Valve reconstruction

  • Venous valve injury may lead to the progression of CVI.
  • Venous valvuloplasty has been shown to provide 59% competency and 63% ulcer free time at 30 months.
  • Complications are:

bleeding as patients are anticoagulated



Ulcer recurrence

wound infection.

  • Valves destroyed by post-phlebitic valve destruction cannot have venous valvuloplasty and need transposition of the profound femoris vein or saphenous vein valve and axillary vein valve to the damaged popliteal or femoral segments.
  • Cryopreserved vein valves allografts have been used. There is a high incidence of early thrombosis and poor patency and competence and increased patient morbidity.

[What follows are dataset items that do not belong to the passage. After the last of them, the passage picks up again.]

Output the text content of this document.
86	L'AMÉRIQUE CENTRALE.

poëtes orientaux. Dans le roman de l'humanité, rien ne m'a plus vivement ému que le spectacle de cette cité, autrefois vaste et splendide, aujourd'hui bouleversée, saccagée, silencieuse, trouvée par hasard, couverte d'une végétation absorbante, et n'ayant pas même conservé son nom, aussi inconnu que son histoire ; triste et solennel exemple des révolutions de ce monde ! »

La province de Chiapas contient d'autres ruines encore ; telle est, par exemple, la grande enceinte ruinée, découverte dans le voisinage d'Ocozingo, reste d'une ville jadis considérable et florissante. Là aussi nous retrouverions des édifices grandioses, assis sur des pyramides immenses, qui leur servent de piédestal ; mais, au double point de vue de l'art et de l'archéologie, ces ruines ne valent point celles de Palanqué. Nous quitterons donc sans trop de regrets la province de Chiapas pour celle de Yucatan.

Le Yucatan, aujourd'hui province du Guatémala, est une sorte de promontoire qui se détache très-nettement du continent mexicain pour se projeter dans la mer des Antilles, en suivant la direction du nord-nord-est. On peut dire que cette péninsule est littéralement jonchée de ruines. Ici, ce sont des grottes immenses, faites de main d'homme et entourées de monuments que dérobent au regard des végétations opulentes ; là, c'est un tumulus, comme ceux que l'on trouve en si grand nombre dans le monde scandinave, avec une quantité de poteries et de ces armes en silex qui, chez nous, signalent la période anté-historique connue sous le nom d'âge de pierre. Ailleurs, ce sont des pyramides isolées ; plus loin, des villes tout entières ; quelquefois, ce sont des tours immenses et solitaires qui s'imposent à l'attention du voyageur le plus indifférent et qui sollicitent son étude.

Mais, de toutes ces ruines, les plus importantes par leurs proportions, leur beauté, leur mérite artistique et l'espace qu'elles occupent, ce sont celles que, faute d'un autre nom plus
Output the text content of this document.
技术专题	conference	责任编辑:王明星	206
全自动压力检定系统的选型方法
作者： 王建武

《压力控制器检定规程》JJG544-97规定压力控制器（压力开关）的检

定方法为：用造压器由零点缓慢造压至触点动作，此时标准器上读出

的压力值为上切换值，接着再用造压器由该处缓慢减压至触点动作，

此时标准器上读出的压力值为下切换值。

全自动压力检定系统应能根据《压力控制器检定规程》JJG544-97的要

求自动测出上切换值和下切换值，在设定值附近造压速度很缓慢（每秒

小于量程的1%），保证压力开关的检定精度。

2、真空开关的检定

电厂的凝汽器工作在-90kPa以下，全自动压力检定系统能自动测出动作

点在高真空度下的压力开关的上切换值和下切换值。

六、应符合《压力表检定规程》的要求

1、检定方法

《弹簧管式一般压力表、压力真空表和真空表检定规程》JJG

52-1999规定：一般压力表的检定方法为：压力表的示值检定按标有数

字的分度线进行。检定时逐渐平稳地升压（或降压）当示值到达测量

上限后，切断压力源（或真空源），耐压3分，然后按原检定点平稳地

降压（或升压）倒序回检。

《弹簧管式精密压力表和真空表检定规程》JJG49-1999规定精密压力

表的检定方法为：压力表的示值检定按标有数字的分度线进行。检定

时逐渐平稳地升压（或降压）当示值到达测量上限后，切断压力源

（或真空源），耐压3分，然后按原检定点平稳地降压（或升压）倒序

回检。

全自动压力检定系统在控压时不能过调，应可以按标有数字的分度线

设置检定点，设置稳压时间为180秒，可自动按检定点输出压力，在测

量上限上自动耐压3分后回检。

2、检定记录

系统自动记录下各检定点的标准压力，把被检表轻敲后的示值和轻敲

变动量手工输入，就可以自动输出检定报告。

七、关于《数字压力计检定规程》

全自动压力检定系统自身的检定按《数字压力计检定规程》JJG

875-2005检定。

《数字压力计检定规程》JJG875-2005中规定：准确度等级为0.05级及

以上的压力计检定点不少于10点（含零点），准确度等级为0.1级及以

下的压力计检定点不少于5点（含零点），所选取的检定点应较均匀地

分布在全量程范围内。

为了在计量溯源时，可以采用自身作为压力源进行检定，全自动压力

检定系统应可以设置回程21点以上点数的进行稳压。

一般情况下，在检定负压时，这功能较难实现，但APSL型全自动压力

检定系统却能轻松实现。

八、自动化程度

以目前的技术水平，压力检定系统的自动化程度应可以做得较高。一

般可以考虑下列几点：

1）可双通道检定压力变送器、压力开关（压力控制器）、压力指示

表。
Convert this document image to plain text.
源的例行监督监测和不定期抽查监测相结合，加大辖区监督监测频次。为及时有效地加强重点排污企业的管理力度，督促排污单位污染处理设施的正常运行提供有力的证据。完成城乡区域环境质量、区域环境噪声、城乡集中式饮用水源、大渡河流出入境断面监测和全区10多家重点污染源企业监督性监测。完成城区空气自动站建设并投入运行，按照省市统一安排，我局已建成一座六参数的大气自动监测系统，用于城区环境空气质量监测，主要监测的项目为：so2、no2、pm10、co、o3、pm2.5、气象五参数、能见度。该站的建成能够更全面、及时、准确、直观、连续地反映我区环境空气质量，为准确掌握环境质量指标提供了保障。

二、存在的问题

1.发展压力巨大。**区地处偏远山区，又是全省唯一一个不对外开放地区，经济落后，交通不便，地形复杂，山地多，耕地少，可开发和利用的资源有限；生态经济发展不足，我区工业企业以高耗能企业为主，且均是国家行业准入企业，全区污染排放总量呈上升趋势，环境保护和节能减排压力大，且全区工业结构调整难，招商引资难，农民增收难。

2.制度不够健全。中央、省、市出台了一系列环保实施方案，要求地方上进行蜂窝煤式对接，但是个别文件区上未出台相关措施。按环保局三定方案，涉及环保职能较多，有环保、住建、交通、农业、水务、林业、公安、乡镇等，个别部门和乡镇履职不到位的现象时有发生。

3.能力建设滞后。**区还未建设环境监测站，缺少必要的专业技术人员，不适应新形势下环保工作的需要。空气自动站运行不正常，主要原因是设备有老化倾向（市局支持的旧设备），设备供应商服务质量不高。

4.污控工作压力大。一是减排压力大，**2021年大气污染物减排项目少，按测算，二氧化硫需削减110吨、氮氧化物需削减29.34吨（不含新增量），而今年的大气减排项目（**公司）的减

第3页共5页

That is why this is not used now.


  • Chronic Venous Disease is a common problem and has a major impact on the individual and the health system.
  • A normal venous function needs axial veins with a series of venous valves and perforating veins to allow communication between the deep and the superficial systems and the venous muscle pump.
  • Dysfunction of any of these may lead to venous hypertension and CVI.
  • The manifestations of CVI range from pain and swelling to venous ulceration.
  • There are a number of invasive and non-invasive techniques that aid in the diagnosis and treatment.
  • The commonest used is the venous color doppler to confirm the diagnosis and provide anatomic details.
  • Air-plethysmography is needed to assess the severity of CVI.
  • Treatment of CVI is based on the severity of the disease and guided by anatomic and pathophysiologic considerations.
  • Graded compression stockings are the mainstay of the treatment of CVI.
  • Surgical and endogenous techniques are required with unsatisfactory medical (non-operative) treatment.
  • Recently early use of endogenous techniques is being recommended.